Malgré ces différends très médiatisés sur la propriété, la société commence à se rétablir après les difficultés résultant de l’acquisition de Whites. Ses dirigeants lancent plusieurs campagnes de publicité réussies et en 1986, ils déclarent des bénéfices. En 1997, les différends au sein de la famille Billes prennent fin lorsque Martha Billes achète les parts de ses deux frères.
21e siècle
La société Canadian Tire a fait l’objet de plusieurs initiatives visant à la maintenir concurrentielle, en particulier face à l’expansion de chaînes américaines telles que Walmart et Home Depot et la concurrence accrue provenant des services de vente au détail en ligne. Les dirigeants ont uniformisé l’agencement des magasins Canadian Tire, avec des sections clairement séparées et des kiosques d’information. En 2001, Canadian Tire absorbe la société Mark’s Work Wearhouse, basée à Calgary, lors d’une fusion amicale, une acquisition qui lui permet de diversifier sa position sur le marché. Forte de son expérience découlant de l’émission des billets Canadian Tire, la société étend son pôle de services financiers en lançant en 2003 la Banque Canadian Tire. Cette banque est principalement conçue pour commercialiser une carte de crédit liée à l’argent Canadian Tire. Pour capturer une plus grande fraction de la clientèle jeune, Canadian Tire achète Forzani Group (propriétaire de Sport Chek et d’autres magasins de sport) en 2011. La société a également continué à élargir sa gamme de produits et de marques, faisant notamment l’acquisition de la marque norvégienne de vêtements de sport Helly Hansen en 2018. Cherchant à élargir son marché auprès de la génération Y, elle rachète les magasins canadiens Party City en 2019. (Voir aussi Milléniaux au Canada.)

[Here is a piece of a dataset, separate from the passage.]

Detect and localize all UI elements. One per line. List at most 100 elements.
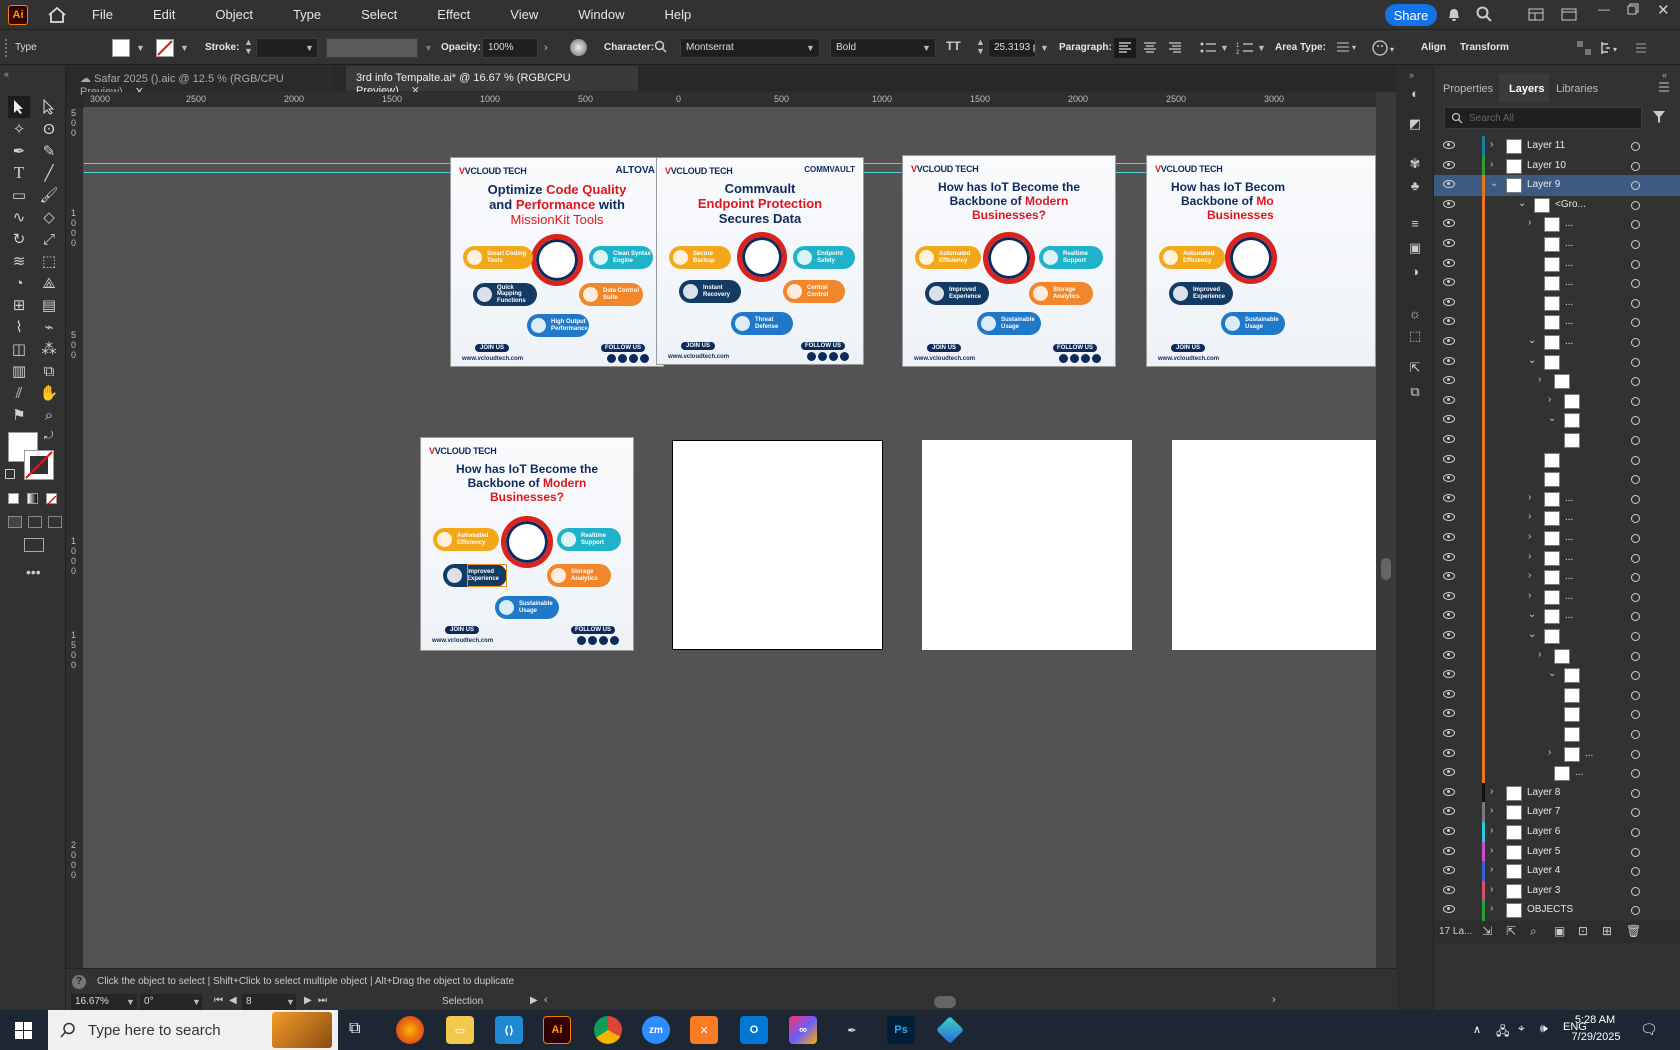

Ces dernières années, Canadian Tire a mis l’accent sur sa boutique en ligne, rappelant les racines de son catalogue qui l’ont fait voyager de Toronto à travers tout le pays. En 2021, Canadian Tire enregistre 2,1 milliards de ventes en commerce électronique.
Depusi 2020, le PDG de Canadian Tire est Greg Hicks, qui auparavant a dirigé la branche de vente au détail de Canadian Tire.